Now comes Santa Barbara. The serial revolves around the comings and goings of four families in the lush California seaside city. Dame Judith plays the matriarch of one of the families and the grande dame of the town. Depending on how things work out, her character's name will be Birdie, Minx or Tiger Lockwood. "They first called her Birdie, because she loves birds," explained Dame Judith. "But that sounds like a tidied-up old spinster." The production company then settled on Minx, a better tag on a character who's supposed to be as much feared as she is appreciated. "They can call her what they like," Dame Judith said. "I call her Tiger. She's unafraid, unbowed, naughty, bitter - a certain amount of hate - all the ingredients of a good plum pudding. They say I'm pretty much like her."
Her first few days in her new role were not the most comfortable as the Dobsons' newly formed production company lurched into action. "We're late !" Dame Judith exclaimed in anguish. "We're behind schedule ! They'll give me hell for saying that. But it's a new show, and it's taking a bit of time." And how has the distinguished actress been treated on the set of a soap ? Just like one of the girls, she said. "I'm just a cog in the wheel, a part of the crossword puzzle." Deference is shown, though. She is chauffeured to the set, but that's a necessity. "I don't drive anymore," she said.

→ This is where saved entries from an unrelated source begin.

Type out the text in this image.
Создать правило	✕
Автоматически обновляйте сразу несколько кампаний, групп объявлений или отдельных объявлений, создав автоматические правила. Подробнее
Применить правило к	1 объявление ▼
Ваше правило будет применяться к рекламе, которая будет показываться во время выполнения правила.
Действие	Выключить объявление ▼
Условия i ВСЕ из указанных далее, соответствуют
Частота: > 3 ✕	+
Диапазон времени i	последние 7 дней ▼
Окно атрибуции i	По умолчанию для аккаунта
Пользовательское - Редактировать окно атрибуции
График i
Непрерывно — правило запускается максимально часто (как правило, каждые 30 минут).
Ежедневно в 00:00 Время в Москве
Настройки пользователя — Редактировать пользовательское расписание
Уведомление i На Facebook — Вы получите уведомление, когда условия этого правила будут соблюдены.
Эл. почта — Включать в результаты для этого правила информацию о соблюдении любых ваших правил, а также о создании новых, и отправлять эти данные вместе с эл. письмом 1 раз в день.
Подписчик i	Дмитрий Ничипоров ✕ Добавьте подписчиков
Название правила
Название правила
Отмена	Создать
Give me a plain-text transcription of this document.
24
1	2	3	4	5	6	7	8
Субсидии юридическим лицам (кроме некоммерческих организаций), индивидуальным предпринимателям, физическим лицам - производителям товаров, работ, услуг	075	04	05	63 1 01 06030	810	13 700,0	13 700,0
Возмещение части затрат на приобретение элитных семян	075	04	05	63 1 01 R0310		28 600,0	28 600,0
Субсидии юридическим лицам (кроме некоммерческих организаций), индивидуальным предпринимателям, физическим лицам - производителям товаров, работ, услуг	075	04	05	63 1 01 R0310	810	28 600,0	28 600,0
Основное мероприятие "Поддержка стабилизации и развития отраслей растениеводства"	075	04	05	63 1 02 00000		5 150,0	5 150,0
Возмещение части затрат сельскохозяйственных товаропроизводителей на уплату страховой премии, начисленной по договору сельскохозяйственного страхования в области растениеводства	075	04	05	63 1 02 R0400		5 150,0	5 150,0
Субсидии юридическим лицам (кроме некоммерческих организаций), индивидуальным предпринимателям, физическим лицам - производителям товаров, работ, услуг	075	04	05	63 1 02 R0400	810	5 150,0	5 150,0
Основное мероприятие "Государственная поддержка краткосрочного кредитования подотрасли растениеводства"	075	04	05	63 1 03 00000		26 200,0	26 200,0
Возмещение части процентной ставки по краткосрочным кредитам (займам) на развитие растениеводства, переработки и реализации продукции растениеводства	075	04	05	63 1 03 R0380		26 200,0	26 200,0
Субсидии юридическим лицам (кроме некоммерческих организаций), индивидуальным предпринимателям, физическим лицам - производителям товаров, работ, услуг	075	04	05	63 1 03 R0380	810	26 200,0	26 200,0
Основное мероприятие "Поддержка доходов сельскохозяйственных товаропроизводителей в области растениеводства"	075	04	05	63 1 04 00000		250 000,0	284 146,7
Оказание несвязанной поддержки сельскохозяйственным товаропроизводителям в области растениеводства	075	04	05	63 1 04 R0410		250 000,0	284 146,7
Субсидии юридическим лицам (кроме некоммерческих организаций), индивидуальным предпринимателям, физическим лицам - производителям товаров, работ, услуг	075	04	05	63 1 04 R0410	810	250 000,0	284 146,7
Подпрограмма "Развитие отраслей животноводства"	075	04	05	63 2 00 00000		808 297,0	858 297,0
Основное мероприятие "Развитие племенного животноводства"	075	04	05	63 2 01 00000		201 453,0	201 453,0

From there she launched into a discussion of how plentiful cars are these days. Dame Judith mentioned, for instance, a family she knows in which each member - both parents and the children - has his or her own car. "They're expecting another child," she said, "and they'll probably have another car waiting for the baby." There is a point to all this. "I think it's terrible that kids can grow up without wanting things," she said. "I wanted everything when I was young. So many of the good things of life and free," she added, recalling a recent visit with friends in New York City. "We walked up Riverside Drive, went into a five-story deli and saw children dunking for apples along the way. We went into a church and heard Handel's music - for nothing. The whole day was free and beautiful."
Her days in Santa Barbara sound beautiful too. She moved there because it was close enough to Hollywood and yet far enough away. Among the beautiful things there is her garden. "It's my religion," she said. But it is not altogether free. There are the territorial feuds with gophers, and the struggle to find good help. Her current gardener, she said, doesn't share her devotion to the flowers, trees, vegetables and desirable animal life that fill her 1-acre plot. "I used to have an avocado ranch," she said. "And I've had a 3-acre garden, complete with a hothouse." And there's been trouble before in keeping good help. "I once lost a Japanese gardener," she recalled. "He was interned during the war."
But there is probably less hassle in fighting off the gophers than there is in putting down that ubiquitous and - to her - distasteful term, soap opera. "I dislike it intensely," she said in a tone that makes you want to erase it from your vocabulary. "It's ordinary. Santa Barbara is a serial."